Non-technical summary

This paper offers an identification strategy in the situation when researchers work with crosssectional data, face unobserved heterogeneity causing endogeneity problem, lack instrumental variables and, on top of it, face sample selection problem. To accomplish that, we take advantage of recent advances of spatial econometrics. What motives us to consider the case of cross-sectional data which data generating process involves sample selection and seemingly unsolvable problem of endogeneity and no instrumental variables?

Recent decades have witnessed a rise of panel data sets which was accompanied by the proliferation of estimation techniques attempting to take advantage of the time and cross section dimension to identify the causal effect of regressors on the variables of interest. Similarly, considerable advances were made in the areas of weak instrumental variable estimation techniques and imperfect instruments. All of this offers researchers various identification strategies which help them to identify vast variety of empirical models even in the situations when strong instrumental variables are not available or exclusion restrictions would not necessarily hold. But what if panel data sets or instrumental variables are not readily available to researchers?

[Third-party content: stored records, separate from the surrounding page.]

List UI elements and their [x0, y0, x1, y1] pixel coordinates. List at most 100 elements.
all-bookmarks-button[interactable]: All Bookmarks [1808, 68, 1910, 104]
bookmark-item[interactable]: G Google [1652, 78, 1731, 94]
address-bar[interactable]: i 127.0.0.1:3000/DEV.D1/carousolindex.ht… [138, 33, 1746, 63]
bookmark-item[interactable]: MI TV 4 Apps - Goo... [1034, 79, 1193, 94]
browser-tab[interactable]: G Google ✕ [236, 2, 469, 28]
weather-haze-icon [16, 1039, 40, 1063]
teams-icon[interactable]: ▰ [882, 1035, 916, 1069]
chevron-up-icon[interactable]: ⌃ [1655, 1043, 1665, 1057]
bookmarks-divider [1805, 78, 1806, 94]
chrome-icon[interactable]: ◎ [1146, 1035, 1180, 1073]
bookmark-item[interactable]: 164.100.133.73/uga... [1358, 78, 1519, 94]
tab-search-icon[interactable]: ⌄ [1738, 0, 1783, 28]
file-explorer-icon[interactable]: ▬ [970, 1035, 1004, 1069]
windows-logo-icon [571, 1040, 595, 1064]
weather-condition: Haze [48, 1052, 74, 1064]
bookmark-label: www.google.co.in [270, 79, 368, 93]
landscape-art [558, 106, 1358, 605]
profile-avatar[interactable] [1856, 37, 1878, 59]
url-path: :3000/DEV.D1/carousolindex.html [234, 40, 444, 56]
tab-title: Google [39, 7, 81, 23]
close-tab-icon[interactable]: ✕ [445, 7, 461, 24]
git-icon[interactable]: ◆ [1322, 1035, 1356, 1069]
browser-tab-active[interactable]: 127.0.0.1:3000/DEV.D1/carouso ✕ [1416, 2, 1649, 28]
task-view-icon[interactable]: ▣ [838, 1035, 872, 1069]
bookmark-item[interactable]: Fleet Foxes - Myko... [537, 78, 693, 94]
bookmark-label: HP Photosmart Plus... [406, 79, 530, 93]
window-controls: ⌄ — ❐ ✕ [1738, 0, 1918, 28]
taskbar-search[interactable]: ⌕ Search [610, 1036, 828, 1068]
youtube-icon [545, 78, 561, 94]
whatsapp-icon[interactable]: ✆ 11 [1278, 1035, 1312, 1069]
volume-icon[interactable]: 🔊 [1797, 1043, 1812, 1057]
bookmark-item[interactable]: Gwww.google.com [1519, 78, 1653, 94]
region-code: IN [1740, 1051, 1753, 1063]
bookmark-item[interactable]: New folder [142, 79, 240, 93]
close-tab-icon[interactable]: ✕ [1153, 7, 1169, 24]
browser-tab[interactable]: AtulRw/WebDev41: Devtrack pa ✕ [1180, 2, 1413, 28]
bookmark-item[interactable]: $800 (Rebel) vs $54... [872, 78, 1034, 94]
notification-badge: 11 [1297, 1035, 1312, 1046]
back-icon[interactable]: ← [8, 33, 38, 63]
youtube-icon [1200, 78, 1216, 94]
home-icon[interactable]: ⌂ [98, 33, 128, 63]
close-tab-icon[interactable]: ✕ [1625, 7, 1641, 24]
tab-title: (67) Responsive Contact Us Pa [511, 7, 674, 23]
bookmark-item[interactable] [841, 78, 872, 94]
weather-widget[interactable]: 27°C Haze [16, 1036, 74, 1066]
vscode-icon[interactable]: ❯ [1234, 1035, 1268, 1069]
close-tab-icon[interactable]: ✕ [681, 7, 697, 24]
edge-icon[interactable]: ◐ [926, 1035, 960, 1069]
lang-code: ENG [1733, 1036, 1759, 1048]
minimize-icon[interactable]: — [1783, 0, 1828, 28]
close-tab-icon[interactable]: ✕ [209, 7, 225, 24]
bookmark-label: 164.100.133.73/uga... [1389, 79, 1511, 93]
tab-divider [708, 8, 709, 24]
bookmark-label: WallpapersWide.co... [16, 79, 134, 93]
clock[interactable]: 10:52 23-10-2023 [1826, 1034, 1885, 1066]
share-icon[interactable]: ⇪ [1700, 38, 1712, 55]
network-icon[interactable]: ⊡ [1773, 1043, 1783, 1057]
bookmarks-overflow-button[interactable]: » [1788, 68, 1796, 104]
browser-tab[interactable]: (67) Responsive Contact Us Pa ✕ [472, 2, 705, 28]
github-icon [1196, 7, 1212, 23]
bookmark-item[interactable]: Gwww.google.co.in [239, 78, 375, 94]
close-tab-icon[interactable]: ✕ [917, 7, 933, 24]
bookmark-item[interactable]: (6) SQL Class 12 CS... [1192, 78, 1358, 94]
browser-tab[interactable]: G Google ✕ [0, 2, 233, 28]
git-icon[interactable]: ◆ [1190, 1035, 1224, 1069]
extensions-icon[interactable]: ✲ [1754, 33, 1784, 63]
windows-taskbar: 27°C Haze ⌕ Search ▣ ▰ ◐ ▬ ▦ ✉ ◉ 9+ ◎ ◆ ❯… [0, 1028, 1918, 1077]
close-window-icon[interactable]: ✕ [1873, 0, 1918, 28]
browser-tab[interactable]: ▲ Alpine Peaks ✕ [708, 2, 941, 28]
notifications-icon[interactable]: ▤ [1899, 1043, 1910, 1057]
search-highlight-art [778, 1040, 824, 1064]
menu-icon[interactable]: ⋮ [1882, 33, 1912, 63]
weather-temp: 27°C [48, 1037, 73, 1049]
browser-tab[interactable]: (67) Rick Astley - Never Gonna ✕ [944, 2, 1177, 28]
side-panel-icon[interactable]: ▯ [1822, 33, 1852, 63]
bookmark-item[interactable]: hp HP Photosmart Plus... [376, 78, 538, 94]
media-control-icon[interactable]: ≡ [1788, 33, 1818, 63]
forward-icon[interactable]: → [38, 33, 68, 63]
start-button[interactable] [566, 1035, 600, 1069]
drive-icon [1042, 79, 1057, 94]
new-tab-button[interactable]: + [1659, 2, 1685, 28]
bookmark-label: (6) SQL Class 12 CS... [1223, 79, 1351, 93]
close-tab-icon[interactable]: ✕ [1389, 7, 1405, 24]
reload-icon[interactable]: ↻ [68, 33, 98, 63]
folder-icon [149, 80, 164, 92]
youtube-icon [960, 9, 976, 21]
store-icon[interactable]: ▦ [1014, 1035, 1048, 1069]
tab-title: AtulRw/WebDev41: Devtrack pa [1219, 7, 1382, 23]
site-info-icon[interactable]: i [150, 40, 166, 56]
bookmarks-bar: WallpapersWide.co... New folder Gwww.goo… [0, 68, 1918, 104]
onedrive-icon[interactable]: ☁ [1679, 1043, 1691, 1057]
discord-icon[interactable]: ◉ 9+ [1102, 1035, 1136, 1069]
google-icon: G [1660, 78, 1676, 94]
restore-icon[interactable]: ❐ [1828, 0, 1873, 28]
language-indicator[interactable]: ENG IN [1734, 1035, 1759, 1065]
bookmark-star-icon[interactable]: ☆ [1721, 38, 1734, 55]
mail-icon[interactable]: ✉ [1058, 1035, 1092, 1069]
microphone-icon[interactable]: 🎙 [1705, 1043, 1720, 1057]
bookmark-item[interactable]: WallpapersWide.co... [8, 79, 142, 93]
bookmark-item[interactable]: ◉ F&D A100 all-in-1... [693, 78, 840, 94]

There are three broad possibilities. One is to dispense of causality claim and consider the regression results as sophisticated correlations. Second solution is offered by the literature identifying causal effect with higher moments. Third solution is spatial differencing in which empirical model takes advantage of the spatial dimension of the data to control for unobserved heterogeneity that might render estimator biased and inconsistent. Our paper contributes to that literature. Spatial differencing has been used only in the context of linear regressions so far. We extend this approach to cross-section data with sample-selection. Specifically, we offer a solution to the problem of differencing out spatial unobserved effects when nonlinear element – in our case Mill’s ratio – is present, propose estimation procedure, and derive formula for estimating standard errors.